L'avventura (M. Antonioni, 1960)

Ieri sera, lo stesso giorno in cui è scomparso Ingmar Bergman, è morto anche Michelangelo Antonioni, uno dei miei registi italiani preferiti. Doveroso, anche in questo caso, riguardarsi alcuni dei suoi film.


L'avventura
di Michelangelo Antonioni – Italia 1960
con Monica Vitti, Gabriele Ferzetti
***1/2

Rivisto in DVD.

Primo capitolo della cosiddetta "trilogia dell'alienazione" (gli altri due sono "La notte" e "L'eclisse", sempre con Monica Vitti), nella quale il regista affronta per la prima volta i temi dell'incomunicabilità e del disagio esistenziale che lo hanno reso celebre. Il film vinse il premio speciale della giuria a Cannes (dopo essere stato fischiato alla proiezione pubblica) e diede il via alla notorietà internazionale del regista. Anna, figlia di un diplomatico, scompare misteriosamente nel nulla durante una crociera in barca con un gruppo di amici della ricca e annoiata borghesia romana. Dopo aver setacciato inutilmente lo scoglio roccioso di Lisca Bianca, dove la ragazza era stata vista l'ultima volta, la sua amica Claudia e il suo fidanzato Sandro decidono di proseguire le ricerche da soli.
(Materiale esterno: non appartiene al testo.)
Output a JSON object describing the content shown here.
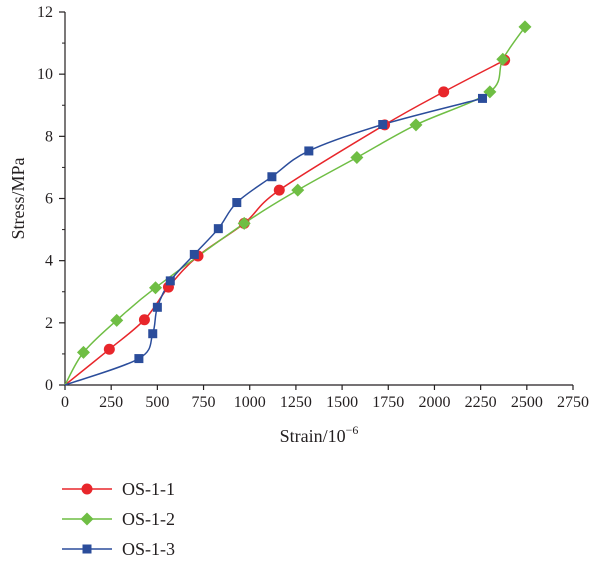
{
  "chart_data": {
    "type": "line",
    "xlabel": "Strain/10",
    "xlabel_exponent": "−6",
    "ylabel": "Stress/MPa",
    "xlim": [
      0,
      2750
    ],
    "ylim": [
      0,
      12
    ],
    "xticks": [
      "0",
      "250",
      "500",
      "750",
      "1000",
      "1250",
      "1500",
      "1750",
      "2000",
      "2250",
      "2500",
      "2750"
    ],
    "yticks": [
      "0",
      "2",
      "4",
      "6",
      "8",
      "10",
      "12"
    ],
    "grid": false,
    "legend_position": "bottom-left",
    "series": [
      {
        "name": "OS-1-1",
        "color": "#e8262b",
        "marker": "circle",
        "points": [
          [
            0,
            0
          ],
          [
            240,
            1.15
          ],
          [
            430,
            2.1
          ],
          [
            560,
            3.15
          ],
          [
            720,
            4.15
          ],
          [
            970,
            5.2
          ],
          [
            1160,
            6.27
          ],
          [
            1730,
            8.37
          ],
          [
            2050,
            9.43
          ],
          [
            2380,
            10.45
          ]
        ]
      },
      {
        "name": "OS-1-2",
        "color": "#6fbe44",
        "marker": "diamond",
        "points": [
          [
            0,
            0
          ],
          [
            100,
            1.05
          ],
          [
            280,
            2.08
          ],
          [
            490,
            3.13
          ],
          [
            970,
            5.2
          ],
          [
            1260,
            6.27
          ],
          [
            1580,
            7.32
          ],
          [
            1900,
            8.37
          ],
          [
            2300,
            9.43
          ],
          [
            2370,
            10.48
          ],
          [
            2490,
            11.52
          ]
        ]
      },
      {
        "name": "OS-1-3",
        "color": "#2b4d9b",
        "marker": "square",
        "points": [
          [
            0,
            0
          ],
          [
            400,
            0.85
          ],
          [
            475,
            1.65
          ],
          [
            500,
            2.5
          ],
          [
            570,
            3.35
          ],
          [
            700,
            4.2
          ],
          [
            830,
            5.03
          ],
          [
            930,
            5.87
          ],
          [
            1120,
            6.7
          ],
          [
            1320,
            7.53
          ],
          [
            1720,
            8.38
          ],
          [
            2260,
            9.22
          ]
        ]
      }
    ]
  }
}
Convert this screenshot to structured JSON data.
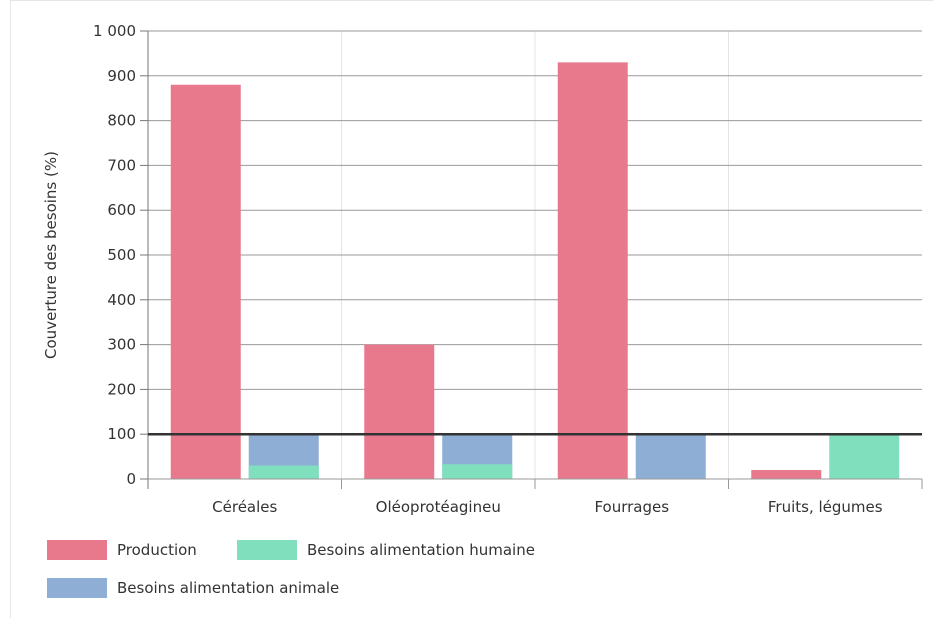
{
  "chart_data": {
    "type": "bar",
    "title": "",
    "xlabel": "",
    "ylabel": "Couverture des besoins (%)",
    "ylim": [
      0,
      1000
    ],
    "yticks": [
      "0",
      "100",
      "200",
      "300",
      "400",
      "500",
      "600",
      "700",
      "800",
      "900",
      "1 000"
    ],
    "categories": [
      "Céréales",
      "Oléoprotéagineu",
      "Fourrages",
      "Fruits, légumes"
    ],
    "series": [
      {
        "name": "Production",
        "color": "#e8788c",
        "values": [
          880,
          300,
          930,
          20
        ]
      },
      {
        "name": "Besoins alimentation animale",
        "color": "#8eaed6",
        "values": [
          100,
          100,
          100,
          null
        ]
      },
      {
        "name": "Besoins alimentation humaine",
        "color": "#80dfbd",
        "values": [
          30,
          33,
          null,
          100
        ]
      }
    ],
    "reference_line": {
      "value": 100,
      "color": "#333333"
    },
    "grid": true,
    "legend_position": "bottom-left"
  }
}
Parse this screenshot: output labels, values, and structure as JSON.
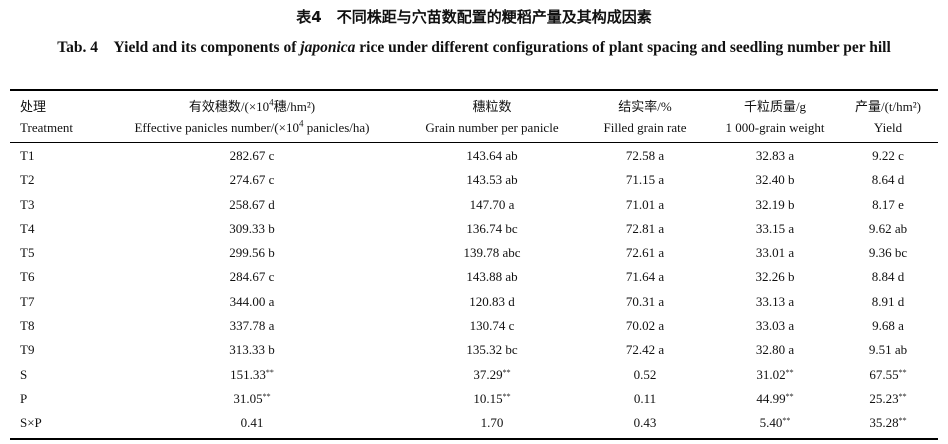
{
  "caption": {
    "cn": "表4　不同株距与穴苗数配置的粳稻产量及其构成因素",
    "en_pre": "Tab. 4　Yield and its components of ",
    "en_ital": "japonica",
    "en_post": " rice under different configurations of plant spacing and seedling number per hill"
  },
  "headers": [
    {
      "cn": "处理",
      "en": "Treatment"
    },
    {
      "cn_pre": "有效穗数/(×10",
      "cn_sup": "4",
      "cn_post": "穗/hm²)",
      "en_pre": "Effective panicles number/(×10",
      "en_sup": "4",
      "en_post": " panicles/ha)"
    },
    {
      "cn": "穗粒数",
      "en": "Grain number per panicle"
    },
    {
      "cn": "结实率/%",
      "en": "Filled grain rate"
    },
    {
      "cn": "千粒质量/g",
      "en": "1 000-grain weight"
    },
    {
      "cn": "产量/(t/hm²)",
      "en": "Yield"
    }
  ],
  "rows": [
    {
      "t": "T1",
      "v": [
        "282.67 c",
        "143.64 ab",
        "72.58 a",
        "32.83 a",
        "9.22 c"
      ],
      "s": [
        "",
        "",
        "",
        "",
        ""
      ]
    },
    {
      "t": "T2",
      "v": [
        "274.67 c",
        "143.53 ab",
        "71.15 a",
        "32.40 b",
        "8.64 d"
      ],
      "s": [
        "",
        "",
        "",
        "",
        ""
      ]
    },
    {
      "t": "T3",
      "v": [
        "258.67 d",
        "147.70 a",
        "71.01 a",
        "32.19 b",
        "8.17 e"
      ],
      "s": [
        "",
        "",
        "",
        "",
        ""
      ]
    },
    {
      "t": "T4",
      "v": [
        "309.33 b",
        "136.74 bc",
        "72.81 a",
        "33.15 a",
        "9.62 ab"
      ],
      "s": [
        "",
        "",
        "",
        "",
        ""
      ]
    },
    {
      "t": "T5",
      "v": [
        "299.56 b",
        "139.78 abc",
        "72.61 a",
        "33.01 a",
        "9.36 bc"
      ],
      "s": [
        "",
        "",
        "",
        "",
        ""
      ]
    },
    {
      "t": "T6",
      "v": [
        "284.67 c",
        "143.88 ab",
        "71.64 a",
        "32.26 b",
        "8.84 d"
      ],
      "s": [
        "",
        "",
        "",
        "",
        ""
      ]
    },
    {
      "t": "T7",
      "v": [
        "344.00 a",
        "120.83 d",
        "70.31 a",
        "33.13 a",
        "8.91 d"
      ],
      "s": [
        "",
        "",
        "",
        "",
        ""
      ]
    },
    {
      "t": "T8",
      "v": [
        "337.78 a",
        "130.74 c",
        "70.02 a",
        "33.03 a",
        "9.68 a"
      ],
      "s": [
        "",
        "",
        "",
        "",
        ""
      ]
    },
    {
      "t": "T9",
      "v": [
        "313.33 b",
        "135.32 bc",
        "72.42 a",
        "32.80 a",
        "9.51 ab"
      ],
      "s": [
        "",
        "",
        "",
        "",
        ""
      ]
    },
    {
      "t": "S",
      "v": [
        "151.33",
        "37.29",
        "0.52",
        "31.02",
        "67.55"
      ],
      "s": [
        "**",
        "**",
        "",
        "**",
        "**"
      ]
    },
    {
      "t": "P",
      "v": [
        "31.05",
        "10.15",
        "0.11",
        "44.99",
        "25.23"
      ],
      "s": [
        "**",
        "**",
        "",
        "**",
        "**"
      ]
    },
    {
      "t": "S×P",
      "v": [
        "0.41",
        "1.70",
        "0.43",
        "5.40",
        "35.28"
      ],
      "s": [
        "",
        "",
        "",
        "**",
        "**"
      ]
    }
  ]
}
Poco a poco, però, le rispettive solitudini avvicinano i due e li spingono a innamorarsi. Lo scopo della loro ricerca passa in secondo piano, e Claudia si rende conto di temere il ritorno dell'amica: "tutto sta diventando maledettamente facile, persino privarsi di un dolore", commenta. La prima parte del film è dominata dalle forze della natura: il mare, il vento, la roccia sembrano opprimere gli uomini, che si smarriscono al loro interno per fuggire dal vuoto che li circonda. La seconda, ambientata in una Sicilia arcaica, fra paesi disabitati o a stento sfiorati dalla modernità, dalla vita mondana o dal turismo, mette invece a fuoco la fragilità dei rapporti umani e la distanza fra i personaggi, impegnati in una ricerca inutile e senza fine.

2 commenti:

marco c. ha detto...

un vecchio regista italiano di filmacci polizieschi anni '70 recentemente ha definito Antonioni "il regista della noia". Questo è il livello a cui si ispira tarantino [con la t minuscola]

Christian ha detto...

Ce ne fossero di Antonioni, ancora oggi!